Il a ainsi organisé une mascarade de dialogue auquel il a fait participer quelques dizaines d’idiots utiles, qui étaient visiblement contents de servir à quelque chose, quitte à tenir un rôle de comparses. Et pas seulement, il a tenu à écarter de ce dialogue toute personne pouvant contrarier ses projets ne fut-ce qu’en exprimant des réserves ou des états d’âme. Il est allé jusqu’à se passer de la précieuse caution de l’Union générale tunisienne du travail (UGTT), en snobant son secrétaire général, l’inénarrable Noureddine Taboubi, le poussant vers des positions extrêmes voire extrémistes.
Il a, en outre, tenu à ce que la mouture initiale de la nouvelle constitution réalisée par la commission mise sur pied à cet effet, et dont les membres étaient triés sur le volet sur la base de leur allégeance publiquement exprimée à la personne du locataire du palais de Carthage (n’est-ce pas MM Belaid et Mahfoudh, pour ne citer que les deux plus gros dindons de la farce ?)… Il a donc insisté pour que cette mouture initiale ne soit connue que par ses deux principaux auteurs, de manière à ménager l’effet de surprise pour son… hold-up constitutionnel annoncé.

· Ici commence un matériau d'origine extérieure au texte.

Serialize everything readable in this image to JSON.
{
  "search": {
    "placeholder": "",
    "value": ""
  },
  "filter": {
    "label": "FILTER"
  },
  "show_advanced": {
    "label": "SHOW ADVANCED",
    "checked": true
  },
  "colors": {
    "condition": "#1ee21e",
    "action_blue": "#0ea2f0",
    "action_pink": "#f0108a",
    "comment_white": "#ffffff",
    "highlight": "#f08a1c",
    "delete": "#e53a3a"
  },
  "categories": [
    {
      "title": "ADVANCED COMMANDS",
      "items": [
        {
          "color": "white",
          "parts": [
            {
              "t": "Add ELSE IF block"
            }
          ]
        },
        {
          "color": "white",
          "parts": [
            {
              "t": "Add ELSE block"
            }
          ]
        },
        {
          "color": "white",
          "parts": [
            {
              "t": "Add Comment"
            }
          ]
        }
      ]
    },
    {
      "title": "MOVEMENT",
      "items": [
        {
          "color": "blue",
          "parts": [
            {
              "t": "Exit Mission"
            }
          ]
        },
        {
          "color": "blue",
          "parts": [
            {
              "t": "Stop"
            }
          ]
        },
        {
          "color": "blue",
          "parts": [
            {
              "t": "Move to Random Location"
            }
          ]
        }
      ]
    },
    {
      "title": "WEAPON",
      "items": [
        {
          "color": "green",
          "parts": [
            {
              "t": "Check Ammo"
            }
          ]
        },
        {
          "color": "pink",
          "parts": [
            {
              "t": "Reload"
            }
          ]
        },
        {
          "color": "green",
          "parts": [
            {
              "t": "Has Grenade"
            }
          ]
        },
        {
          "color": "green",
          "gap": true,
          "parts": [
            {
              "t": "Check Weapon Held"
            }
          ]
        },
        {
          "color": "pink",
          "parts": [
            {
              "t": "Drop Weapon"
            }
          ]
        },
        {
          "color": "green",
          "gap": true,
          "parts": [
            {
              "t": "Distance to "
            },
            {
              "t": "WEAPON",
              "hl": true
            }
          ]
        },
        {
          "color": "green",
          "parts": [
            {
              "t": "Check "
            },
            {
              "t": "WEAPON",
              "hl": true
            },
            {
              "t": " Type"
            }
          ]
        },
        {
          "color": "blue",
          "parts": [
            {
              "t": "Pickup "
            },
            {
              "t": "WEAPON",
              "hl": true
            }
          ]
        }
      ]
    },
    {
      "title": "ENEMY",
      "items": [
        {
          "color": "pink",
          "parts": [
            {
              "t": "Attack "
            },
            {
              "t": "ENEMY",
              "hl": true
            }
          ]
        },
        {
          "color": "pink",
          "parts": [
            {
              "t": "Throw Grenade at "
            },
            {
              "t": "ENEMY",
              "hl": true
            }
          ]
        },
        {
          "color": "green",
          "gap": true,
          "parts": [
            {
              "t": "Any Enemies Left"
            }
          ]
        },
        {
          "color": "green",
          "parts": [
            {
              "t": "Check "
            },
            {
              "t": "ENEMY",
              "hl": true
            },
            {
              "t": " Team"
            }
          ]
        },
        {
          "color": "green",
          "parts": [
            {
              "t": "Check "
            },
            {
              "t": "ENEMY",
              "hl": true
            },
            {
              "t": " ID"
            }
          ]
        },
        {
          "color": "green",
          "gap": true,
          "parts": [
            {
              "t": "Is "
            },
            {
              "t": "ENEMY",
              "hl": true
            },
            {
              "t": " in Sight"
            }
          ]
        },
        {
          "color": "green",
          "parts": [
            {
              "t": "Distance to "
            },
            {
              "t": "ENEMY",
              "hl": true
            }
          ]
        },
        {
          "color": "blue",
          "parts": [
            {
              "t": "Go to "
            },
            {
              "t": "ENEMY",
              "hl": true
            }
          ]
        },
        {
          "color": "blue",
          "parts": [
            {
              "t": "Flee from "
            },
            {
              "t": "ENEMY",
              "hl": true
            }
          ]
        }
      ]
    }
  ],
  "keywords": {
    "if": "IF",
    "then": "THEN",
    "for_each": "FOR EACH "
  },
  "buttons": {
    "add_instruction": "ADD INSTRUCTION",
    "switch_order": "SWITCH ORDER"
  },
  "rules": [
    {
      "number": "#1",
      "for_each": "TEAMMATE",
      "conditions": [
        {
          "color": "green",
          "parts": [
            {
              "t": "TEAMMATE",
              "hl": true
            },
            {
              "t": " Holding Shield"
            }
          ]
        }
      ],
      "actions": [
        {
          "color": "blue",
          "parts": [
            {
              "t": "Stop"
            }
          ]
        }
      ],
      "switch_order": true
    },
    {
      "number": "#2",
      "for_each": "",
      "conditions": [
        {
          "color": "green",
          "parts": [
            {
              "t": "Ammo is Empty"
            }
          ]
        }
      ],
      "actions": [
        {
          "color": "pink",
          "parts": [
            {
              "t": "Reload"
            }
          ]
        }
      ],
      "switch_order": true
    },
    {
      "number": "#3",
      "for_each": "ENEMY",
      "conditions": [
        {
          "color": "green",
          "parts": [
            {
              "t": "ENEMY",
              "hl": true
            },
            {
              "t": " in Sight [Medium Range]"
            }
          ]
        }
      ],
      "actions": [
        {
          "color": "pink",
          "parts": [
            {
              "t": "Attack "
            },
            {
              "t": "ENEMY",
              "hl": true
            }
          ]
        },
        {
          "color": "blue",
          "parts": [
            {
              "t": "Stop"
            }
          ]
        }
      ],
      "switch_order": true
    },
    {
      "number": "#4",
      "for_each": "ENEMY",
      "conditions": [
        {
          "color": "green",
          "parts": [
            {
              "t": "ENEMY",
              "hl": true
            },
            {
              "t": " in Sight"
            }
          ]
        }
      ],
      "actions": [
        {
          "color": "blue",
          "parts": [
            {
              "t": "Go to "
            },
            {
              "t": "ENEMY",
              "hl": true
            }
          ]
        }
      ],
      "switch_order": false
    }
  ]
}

Un populisme teinté d’islamisme (momentanément) soft
Parallèlement, le vrai texte de la nouvelle constitution, celui qui sera publié par le Jort, était en préparation par une équipe secrète dans les alcôves du palais de Carthage, sous la supervision du président de la république, qui ne s’est pas privé d’y mettre son empreinte, que dis-je, ses logorrhées habituelles sur la souveraineté populaire, le peuple qui veut et la démocratie directe. On y entrevoit aussi l’empreinte de l’un des idéologues de son populisme teinté d’islamisme momentanément soft, celle de son frère cadet Naoufel Saïed, qui a dû contribuer pour une part à la rédaction du texte final où l’on retrouve certains des poncifs qui lui sont chers.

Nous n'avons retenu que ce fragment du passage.